“There is only today. Not tomorrow. Not yesterday. We live today.» So says Mark Forster, director of the new 007 film.
And his words sound quite Bond-like — like “tomorrow will never die” or “die, but not now” … But it seems to me that Forster is invigorating. His films are about irreversible and irrevocable. Halle Berry for the tragic role of the wife of an executed criminal and the mother of a deceased teenager in his «Monster’s Ball» received an Oscar. Ryan Gozling walked on the finest line, playing a hysteric about to commit suicide in his «Stay». Johnny Depp found an amazing — joyful, creative — way to experience the grief of loss in his «Fairyland». Before Bond, Mark Forster made films about pain. Pain is his main character. Pain is an essential part of existence. Forster knows what it is. His Swiss parents were irresistibly rushing around the world, and Mark spent his childhood with a nanny and a schizophrenic brother, who taught him to ask questions about the essence of being. Since then, Forster began to see the edges of the reasonable and the real as elastic and more than permeable. “I grew up trying to avoid everyday life,” he admits now. Then my brother committed suicide. And Forster firmly settled in the world of total relativity, where there was nothing absolute, except for loneliness and the pain of parting. They made him the director. And the way out in his films is always only in one thing — in the ability of an individual, lonely person to continue to live and feel, despite the shell shock experienced by grief.
Interestingly, we have two films by Forster coming out almost simultaneously. One — his own independent project «The Runner with the Wind» — is based on the touching and most popular novel by Khaled Hosseini, an Afghan, Californian and doctor who wrote about his childhood, about unbreakable childhood friendship, betrayal and redemption.
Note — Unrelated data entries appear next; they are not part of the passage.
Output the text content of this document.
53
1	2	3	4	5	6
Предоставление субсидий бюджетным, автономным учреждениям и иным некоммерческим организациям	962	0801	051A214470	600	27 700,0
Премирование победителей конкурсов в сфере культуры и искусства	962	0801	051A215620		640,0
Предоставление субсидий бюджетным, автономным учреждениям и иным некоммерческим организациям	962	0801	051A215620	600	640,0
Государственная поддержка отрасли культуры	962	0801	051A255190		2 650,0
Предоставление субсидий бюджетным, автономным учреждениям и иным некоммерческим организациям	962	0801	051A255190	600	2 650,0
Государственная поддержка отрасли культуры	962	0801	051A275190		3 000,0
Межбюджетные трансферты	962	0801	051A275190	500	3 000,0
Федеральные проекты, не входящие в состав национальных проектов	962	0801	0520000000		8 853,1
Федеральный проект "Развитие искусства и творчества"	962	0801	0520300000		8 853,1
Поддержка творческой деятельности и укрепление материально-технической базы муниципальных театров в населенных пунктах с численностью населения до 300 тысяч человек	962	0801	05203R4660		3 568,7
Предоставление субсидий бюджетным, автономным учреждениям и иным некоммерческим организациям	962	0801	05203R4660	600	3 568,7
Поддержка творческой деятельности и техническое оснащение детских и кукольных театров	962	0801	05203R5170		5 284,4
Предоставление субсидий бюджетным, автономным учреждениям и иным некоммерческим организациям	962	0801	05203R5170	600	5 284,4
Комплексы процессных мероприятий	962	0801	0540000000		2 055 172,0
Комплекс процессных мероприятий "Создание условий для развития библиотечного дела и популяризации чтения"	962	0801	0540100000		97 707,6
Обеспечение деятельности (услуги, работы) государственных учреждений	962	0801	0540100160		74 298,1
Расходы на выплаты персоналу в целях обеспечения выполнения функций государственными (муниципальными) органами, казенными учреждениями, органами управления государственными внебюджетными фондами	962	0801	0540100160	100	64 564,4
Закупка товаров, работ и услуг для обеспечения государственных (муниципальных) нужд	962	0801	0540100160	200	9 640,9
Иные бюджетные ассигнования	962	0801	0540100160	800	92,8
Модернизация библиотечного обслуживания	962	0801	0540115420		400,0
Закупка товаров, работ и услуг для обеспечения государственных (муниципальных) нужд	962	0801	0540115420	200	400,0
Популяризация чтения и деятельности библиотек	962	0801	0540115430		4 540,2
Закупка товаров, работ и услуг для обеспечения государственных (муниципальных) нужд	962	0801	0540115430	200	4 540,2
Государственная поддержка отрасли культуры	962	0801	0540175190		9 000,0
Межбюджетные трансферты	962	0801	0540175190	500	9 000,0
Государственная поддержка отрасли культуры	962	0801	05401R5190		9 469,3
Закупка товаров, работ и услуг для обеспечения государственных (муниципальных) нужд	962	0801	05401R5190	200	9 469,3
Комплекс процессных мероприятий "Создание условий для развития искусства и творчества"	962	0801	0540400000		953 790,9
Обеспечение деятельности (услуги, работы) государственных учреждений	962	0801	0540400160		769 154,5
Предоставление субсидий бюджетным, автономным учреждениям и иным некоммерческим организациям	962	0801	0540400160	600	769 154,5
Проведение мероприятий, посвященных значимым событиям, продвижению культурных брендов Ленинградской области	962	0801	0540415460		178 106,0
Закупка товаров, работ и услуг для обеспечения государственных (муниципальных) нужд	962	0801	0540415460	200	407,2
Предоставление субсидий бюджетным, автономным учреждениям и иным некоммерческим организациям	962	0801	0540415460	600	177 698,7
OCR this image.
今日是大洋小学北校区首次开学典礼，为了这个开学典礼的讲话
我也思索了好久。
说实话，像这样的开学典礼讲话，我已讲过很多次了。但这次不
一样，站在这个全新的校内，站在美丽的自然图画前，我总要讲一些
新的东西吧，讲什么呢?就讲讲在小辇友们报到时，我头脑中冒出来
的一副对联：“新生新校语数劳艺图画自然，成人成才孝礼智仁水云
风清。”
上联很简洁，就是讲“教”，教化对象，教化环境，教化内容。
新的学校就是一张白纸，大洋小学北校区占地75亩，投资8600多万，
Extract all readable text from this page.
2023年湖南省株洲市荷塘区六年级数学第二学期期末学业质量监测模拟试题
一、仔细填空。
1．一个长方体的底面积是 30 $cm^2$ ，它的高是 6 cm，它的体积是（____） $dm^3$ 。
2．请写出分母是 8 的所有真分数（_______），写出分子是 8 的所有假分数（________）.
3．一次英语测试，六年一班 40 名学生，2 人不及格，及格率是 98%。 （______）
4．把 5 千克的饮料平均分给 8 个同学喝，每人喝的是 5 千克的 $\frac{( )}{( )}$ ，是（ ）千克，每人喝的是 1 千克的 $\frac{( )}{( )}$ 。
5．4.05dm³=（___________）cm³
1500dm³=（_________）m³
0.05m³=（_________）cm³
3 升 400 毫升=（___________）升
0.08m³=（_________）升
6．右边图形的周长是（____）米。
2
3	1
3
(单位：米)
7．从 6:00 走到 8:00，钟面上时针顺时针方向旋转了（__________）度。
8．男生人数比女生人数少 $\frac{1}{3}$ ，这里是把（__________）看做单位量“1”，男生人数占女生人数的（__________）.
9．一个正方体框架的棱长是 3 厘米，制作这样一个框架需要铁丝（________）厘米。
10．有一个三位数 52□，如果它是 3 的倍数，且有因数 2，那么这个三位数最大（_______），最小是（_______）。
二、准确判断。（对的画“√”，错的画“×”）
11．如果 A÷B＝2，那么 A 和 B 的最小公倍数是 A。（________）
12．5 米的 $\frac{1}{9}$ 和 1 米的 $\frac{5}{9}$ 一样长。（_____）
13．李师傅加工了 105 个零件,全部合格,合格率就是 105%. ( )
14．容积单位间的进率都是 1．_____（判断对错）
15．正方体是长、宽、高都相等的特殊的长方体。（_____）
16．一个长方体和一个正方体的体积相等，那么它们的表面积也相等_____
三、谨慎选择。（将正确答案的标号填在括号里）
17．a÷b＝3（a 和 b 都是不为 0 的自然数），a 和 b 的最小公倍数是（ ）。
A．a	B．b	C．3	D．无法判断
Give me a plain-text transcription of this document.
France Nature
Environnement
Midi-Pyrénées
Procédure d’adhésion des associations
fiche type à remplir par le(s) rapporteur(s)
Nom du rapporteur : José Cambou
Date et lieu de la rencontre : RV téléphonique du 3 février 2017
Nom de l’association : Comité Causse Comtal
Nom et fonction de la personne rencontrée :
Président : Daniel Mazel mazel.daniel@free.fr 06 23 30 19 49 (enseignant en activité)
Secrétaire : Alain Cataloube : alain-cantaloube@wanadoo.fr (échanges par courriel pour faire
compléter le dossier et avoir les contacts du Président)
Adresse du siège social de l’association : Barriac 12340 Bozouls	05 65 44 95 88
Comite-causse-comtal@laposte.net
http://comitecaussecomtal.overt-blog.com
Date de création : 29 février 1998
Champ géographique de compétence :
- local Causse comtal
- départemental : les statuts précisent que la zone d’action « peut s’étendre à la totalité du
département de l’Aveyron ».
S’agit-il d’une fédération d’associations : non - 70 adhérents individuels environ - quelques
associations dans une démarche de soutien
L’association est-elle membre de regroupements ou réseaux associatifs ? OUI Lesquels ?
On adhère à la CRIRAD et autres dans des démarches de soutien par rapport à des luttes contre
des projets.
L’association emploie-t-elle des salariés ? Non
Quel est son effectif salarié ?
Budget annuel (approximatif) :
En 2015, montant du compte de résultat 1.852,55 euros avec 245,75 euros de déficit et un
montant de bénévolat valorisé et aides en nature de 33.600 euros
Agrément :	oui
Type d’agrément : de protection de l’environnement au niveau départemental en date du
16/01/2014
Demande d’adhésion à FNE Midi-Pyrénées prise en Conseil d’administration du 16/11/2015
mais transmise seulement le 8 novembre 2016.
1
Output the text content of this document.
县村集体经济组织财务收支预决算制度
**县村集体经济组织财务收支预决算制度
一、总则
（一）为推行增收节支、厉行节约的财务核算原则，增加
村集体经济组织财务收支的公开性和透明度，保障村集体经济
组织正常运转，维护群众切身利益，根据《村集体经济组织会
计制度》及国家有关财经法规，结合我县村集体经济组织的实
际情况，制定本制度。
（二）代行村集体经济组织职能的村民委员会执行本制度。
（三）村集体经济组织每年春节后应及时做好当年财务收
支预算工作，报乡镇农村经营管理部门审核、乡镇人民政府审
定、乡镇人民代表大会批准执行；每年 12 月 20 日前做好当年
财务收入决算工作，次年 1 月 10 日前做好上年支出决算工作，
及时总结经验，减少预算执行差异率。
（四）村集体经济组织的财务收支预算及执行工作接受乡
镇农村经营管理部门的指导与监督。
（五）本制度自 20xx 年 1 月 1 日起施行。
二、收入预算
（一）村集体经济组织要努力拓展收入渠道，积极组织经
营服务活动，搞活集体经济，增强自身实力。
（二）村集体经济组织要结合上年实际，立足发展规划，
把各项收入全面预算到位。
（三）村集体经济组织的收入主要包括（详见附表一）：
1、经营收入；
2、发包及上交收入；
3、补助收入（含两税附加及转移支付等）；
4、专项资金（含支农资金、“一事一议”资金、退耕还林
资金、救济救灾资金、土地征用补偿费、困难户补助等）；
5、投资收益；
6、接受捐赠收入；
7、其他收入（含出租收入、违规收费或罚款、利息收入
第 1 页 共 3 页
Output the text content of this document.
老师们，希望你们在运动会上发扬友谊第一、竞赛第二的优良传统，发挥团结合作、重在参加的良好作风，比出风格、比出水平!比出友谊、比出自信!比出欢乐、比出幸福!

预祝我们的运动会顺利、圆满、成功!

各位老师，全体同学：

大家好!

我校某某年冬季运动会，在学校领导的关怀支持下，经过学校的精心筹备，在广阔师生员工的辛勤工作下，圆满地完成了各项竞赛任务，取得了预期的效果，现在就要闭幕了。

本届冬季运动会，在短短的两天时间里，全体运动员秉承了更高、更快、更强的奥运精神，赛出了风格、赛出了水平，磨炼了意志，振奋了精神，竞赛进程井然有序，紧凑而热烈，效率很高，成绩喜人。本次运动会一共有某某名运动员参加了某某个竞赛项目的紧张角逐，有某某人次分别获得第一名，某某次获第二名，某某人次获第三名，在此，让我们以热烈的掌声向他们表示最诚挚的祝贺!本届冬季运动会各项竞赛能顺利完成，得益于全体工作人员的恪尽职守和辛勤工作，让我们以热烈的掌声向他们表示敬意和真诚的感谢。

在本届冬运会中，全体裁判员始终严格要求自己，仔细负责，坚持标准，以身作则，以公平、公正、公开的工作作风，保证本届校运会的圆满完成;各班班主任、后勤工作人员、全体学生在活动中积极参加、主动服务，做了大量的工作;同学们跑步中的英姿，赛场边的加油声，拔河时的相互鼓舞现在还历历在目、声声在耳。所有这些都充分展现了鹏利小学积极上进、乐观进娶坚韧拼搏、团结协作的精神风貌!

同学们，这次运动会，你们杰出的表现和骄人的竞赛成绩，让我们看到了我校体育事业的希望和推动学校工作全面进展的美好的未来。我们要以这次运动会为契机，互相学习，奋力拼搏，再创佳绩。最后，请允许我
True to himself, Forster did not make any concessions to «Hollywoodism» with its demand to shoot only stars. In one of the main roles, he involved an Iranian, and even a non-professional — the architect Homayoun Ershadi, who once played in Abbas Kiorastami’s Taste of Cherry, a film that created fame for the new Iranian cinema …
Well, the second Forster project, Quantum of Solace, is the 23rd Bond. It seems that we are being offered to set up an experiment — to see the deformation of the author under the influence of the multi-million dollar order-007. But I’m waiting for something else. I’m terribly curious how Mark Forster’s morbid muse deforms Bond himself. James Bond.